Hacker News new | ask | show | jobs
by badsectoracula 1585 days ago
Considering year old mobiles are able to perform on-the-fly language translations in photos even via awful cameras, i find it weird that screenreaders still rely on such hints.
2 comments

Delete every CSS declaration (both inline or stylesheets) from every website and see how easy it is to read them. Not very, huh? Same deal with accessibility.

You can't "just OCR stuff" without losing all the visual meaning in a page.
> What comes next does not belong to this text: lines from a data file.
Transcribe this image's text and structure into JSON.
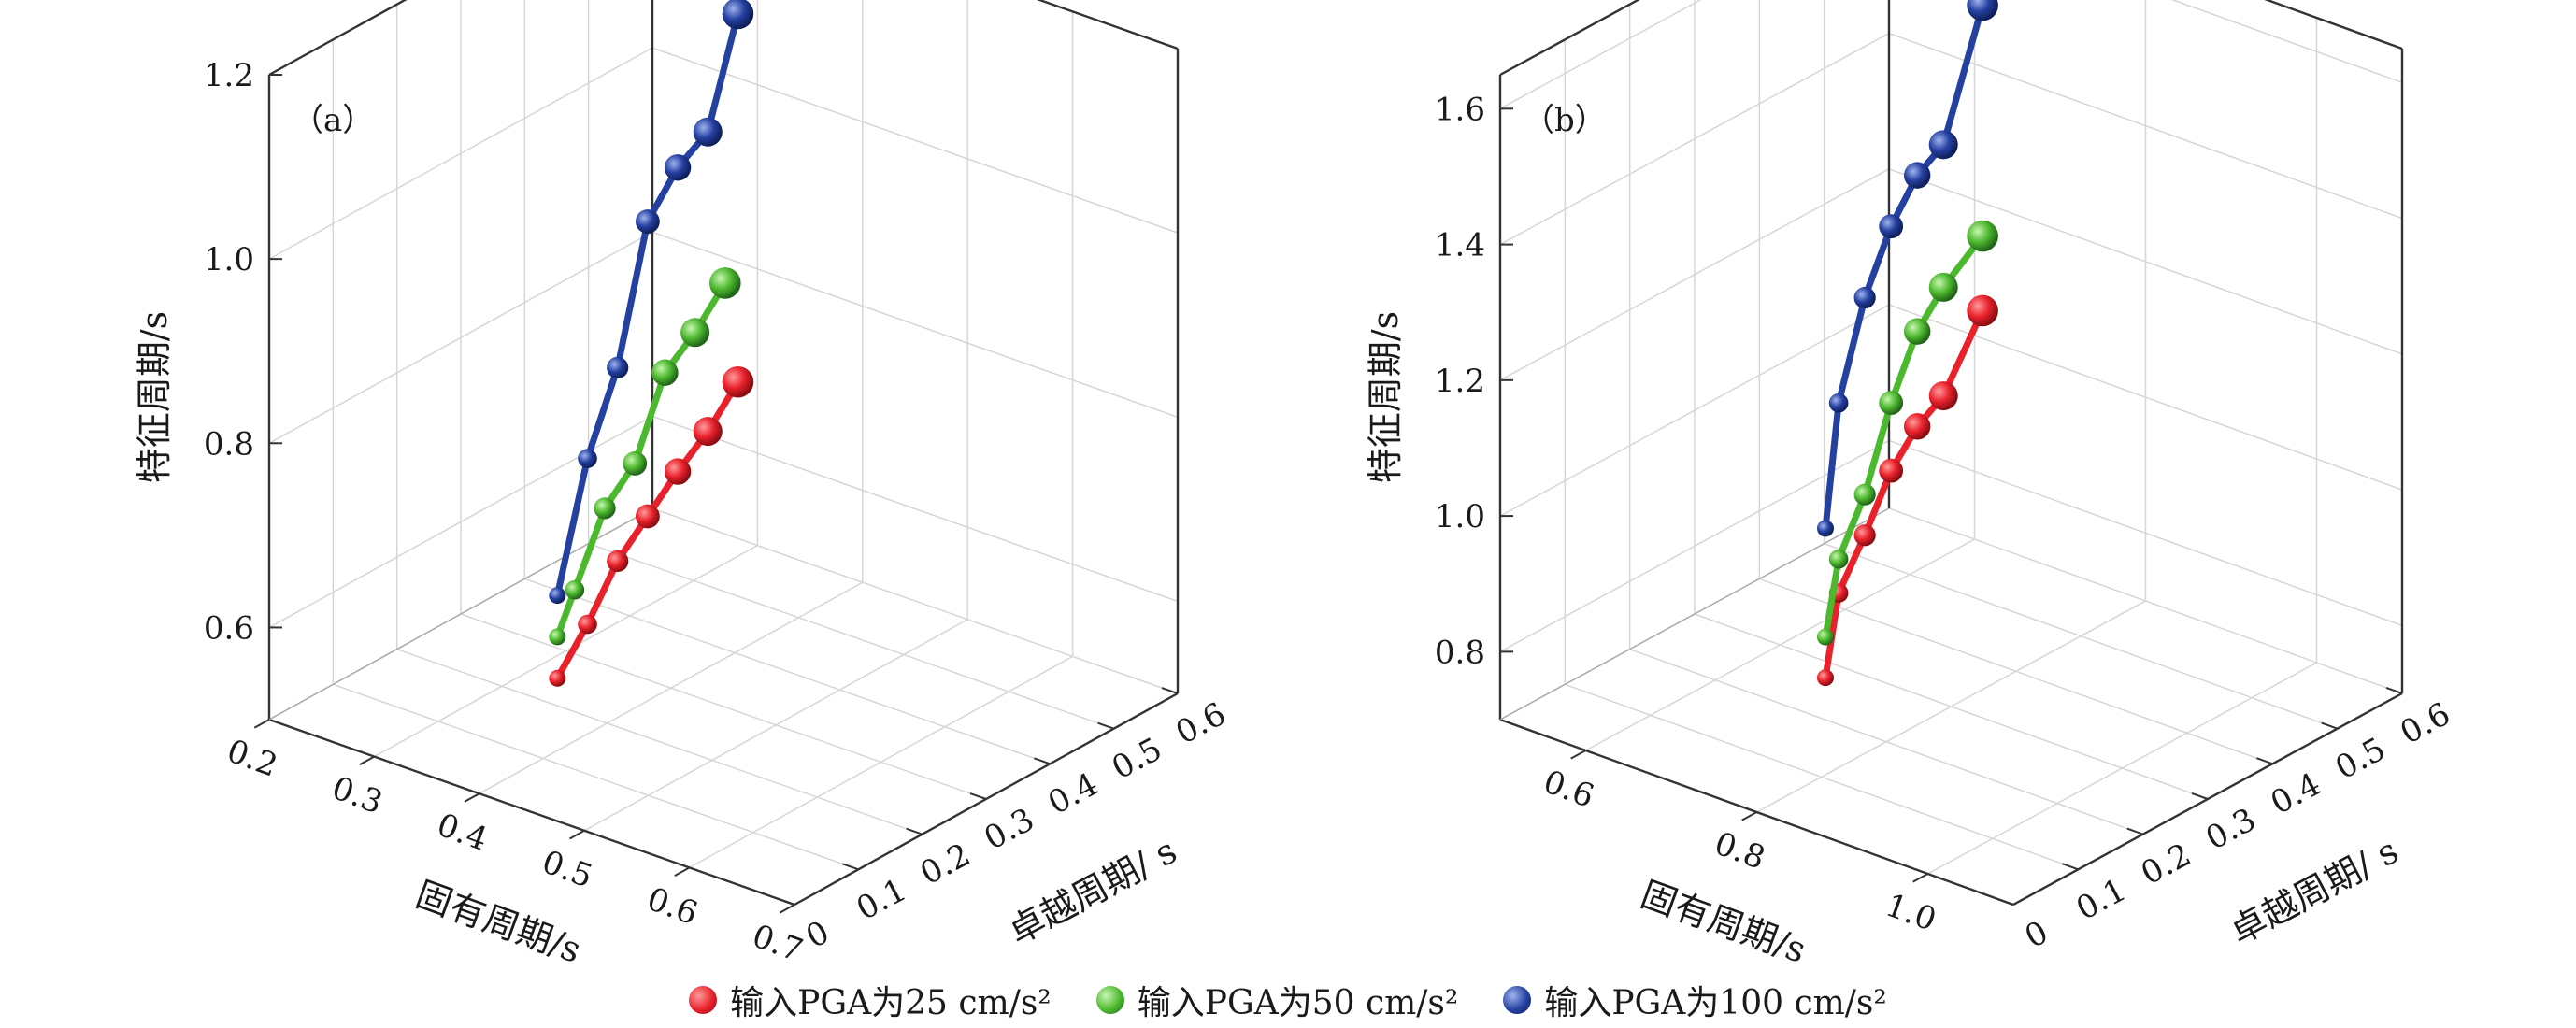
{
  "chart_data": [
    {
      "type": "line3d",
      "panel_label": "（a）",
      "xlabel": "固有周期/s",
      "ylabel": "卓越周期/ s",
      "zlabel": "特征周期/s",
      "x_ticks": [
        "0.2",
        "0.3",
        "0.4",
        "0.5",
        "0.6",
        "0.7"
      ],
      "y_ticks": [
        "0",
        "0.1",
        "0.2",
        "0.3",
        "0.4",
        "0.5",
        "0.6"
      ],
      "z_ticks": [
        "0.6",
        "0.8",
        "1.0",
        "1.2"
      ],
      "xlim": [
        0.2,
        0.7
      ],
      "ylim": [
        0,
        0.6
      ],
      "zlim": [
        0.5,
        1.2
      ],
      "grid": true,
      "series": [
        {
          "name": "输入PGA为25 cm/s²",
          "color": "#e8212b",
          "points": [
            [
              0.45,
              0.04,
              0.63
            ],
            [
              0.43,
              0.12,
              0.65
            ],
            [
              0.41,
              0.2,
              0.68
            ],
            [
              0.39,
              0.28,
              0.69
            ],
            [
              0.37,
              0.36,
              0.7
            ],
            [
              0.35,
              0.44,
              0.705
            ],
            [
              0.33,
              0.52,
              0.72
            ]
          ]
        },
        {
          "name": "输入PGA为50 cm/s²",
          "color": "#4cb82e",
          "points": [
            [
              0.45,
              0.04,
              0.675
            ],
            [
              0.43,
              0.1,
              0.695
            ],
            [
              0.41,
              0.18,
              0.745
            ],
            [
              0.39,
              0.26,
              0.755
            ],
            [
              0.37,
              0.34,
              0.815
            ],
            [
              0.35,
              0.42,
              0.82
            ],
            [
              0.33,
              0.5,
              0.835
            ]
          ]
        },
        {
          "name": "输入PGA为100 cm/s²",
          "color": "#2440a0",
          "points": [
            [
              0.45,
              0.04,
              0.72
            ],
            [
              0.43,
              0.12,
              0.83
            ],
            [
              0.41,
              0.2,
              0.89
            ],
            [
              0.39,
              0.28,
              1.01
            ],
            [
              0.37,
              0.36,
              1.03
            ],
            [
              0.35,
              0.44,
              1.03
            ],
            [
              0.33,
              0.52,
              1.12
            ]
          ]
        }
      ]
    },
    {
      "type": "line3d",
      "panel_label": "（b）",
      "xlabel": "固有周期/s",
      "ylabel": "卓越周期/ s",
      "zlabel": "特征周期/s",
      "x_ticks": [
        "0.6",
        "0.8",
        "1.0"
      ],
      "x_tick_values": [
        0.6,
        0.8,
        1.0
      ],
      "y_ticks": [
        "0",
        "0.1",
        "0.2",
        "0.3",
        "0.4",
        "0.5",
        "0.6"
      ],
      "z_ticks": [
        "0.8",
        "1.0",
        "1.2",
        "1.4",
        "1.6"
      ],
      "xlim": [
        0.5,
        1.1
      ],
      "ylim": [
        0,
        0.6
      ],
      "zlim": [
        0.7,
        1.65
      ],
      "grid": true,
      "series": [
        {
          "name": "输入PGA为25 cm/s²",
          "color": "#e8212b",
          "points": [
            [
              0.85,
              0.04,
              0.9
            ],
            [
              0.82,
              0.1,
              0.98
            ],
            [
              0.79,
              0.18,
              1.01
            ],
            [
              0.76,
              0.26,
              1.05
            ],
            [
              0.73,
              0.34,
              1.06
            ],
            [
              0.7,
              0.42,
              1.05
            ],
            [
              0.67,
              0.52,
              1.11
            ]
          ]
        },
        {
          "name": "输入PGA为50 cm/s²",
          "color": "#4cb82e",
          "points": [
            [
              0.85,
              0.04,
              0.96
            ],
            [
              0.82,
              0.1,
              1.03
            ],
            [
              0.79,
              0.18,
              1.07
            ],
            [
              0.76,
              0.26,
              1.15
            ],
            [
              0.73,
              0.34,
              1.2
            ],
            [
              0.7,
              0.42,
              1.21
            ],
            [
              0.67,
              0.52,
              1.22
            ]
          ]
        },
        {
          "name": "输入PGA为100 cm/s²",
          "color": "#2440a0",
          "points": [
            [
              0.85,
              0.04,
              1.12
            ],
            [
              0.82,
              0.1,
              1.26
            ],
            [
              0.79,
              0.18,
              1.36
            ],
            [
              0.76,
              0.26,
              1.41
            ],
            [
              0.73,
              0.34,
              1.43
            ],
            [
              0.7,
              0.42,
              1.42
            ],
            [
              0.67,
              0.52,
              1.56
            ]
          ]
        }
      ]
    }
  ],
  "legend": [
    {
      "label": "输入PGA为25 cm/s²",
      "color": "#e8212b"
    },
    {
      "label": "输入PGA为50 cm/s²",
      "color": "#4cb82e"
    },
    {
      "label": "输入PGA为100 cm/s²",
      "color": "#2440a0"
    }
  ]
}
Just like we use borders and paddings and colors to hierarchize information, screenreaders use an information hierarchy too so users can conveniently navigate around.

I wasn't referring to just OCR stuff (or even just web stuff) though, my point was that there is enough information in the screen to make out detail - computer vision is more a broad subject than just scanning text. ~12 years ago i was working on getting a computer figure out where 2D boxes were in a feed from a camera (for augmented reality, not accessibility) and my algorithm was quite naive and primitive, but also the source was some awful web camera, not something "pristine" like a screen's content.

Of course i don't know that it is possible, it could be impossible, i'm just having the impression that there hasn't been much effort towards that approach. And TBH it kinda feels like it'd be much better to have a solution that works with "everything" without that "everything" knowing about it (or at least with very little participation from that).

Also FWIW i often use a "simple" web browser like Dillo or Elinks to read articles since it bypasses all the cruft and the usual suspect for making things unreadable isn't CSS but JavaScript.

OCR is relatively easy, but the accessibility information is not only that. There are the types of elements, the possible interactions and the changes on the screen. Also, it gives the ability to skip unnecessary information. Using ml for all of that is taxing and probably not very practical until the invention of AGI.
I wasn't referring to just OCR, check my other comment.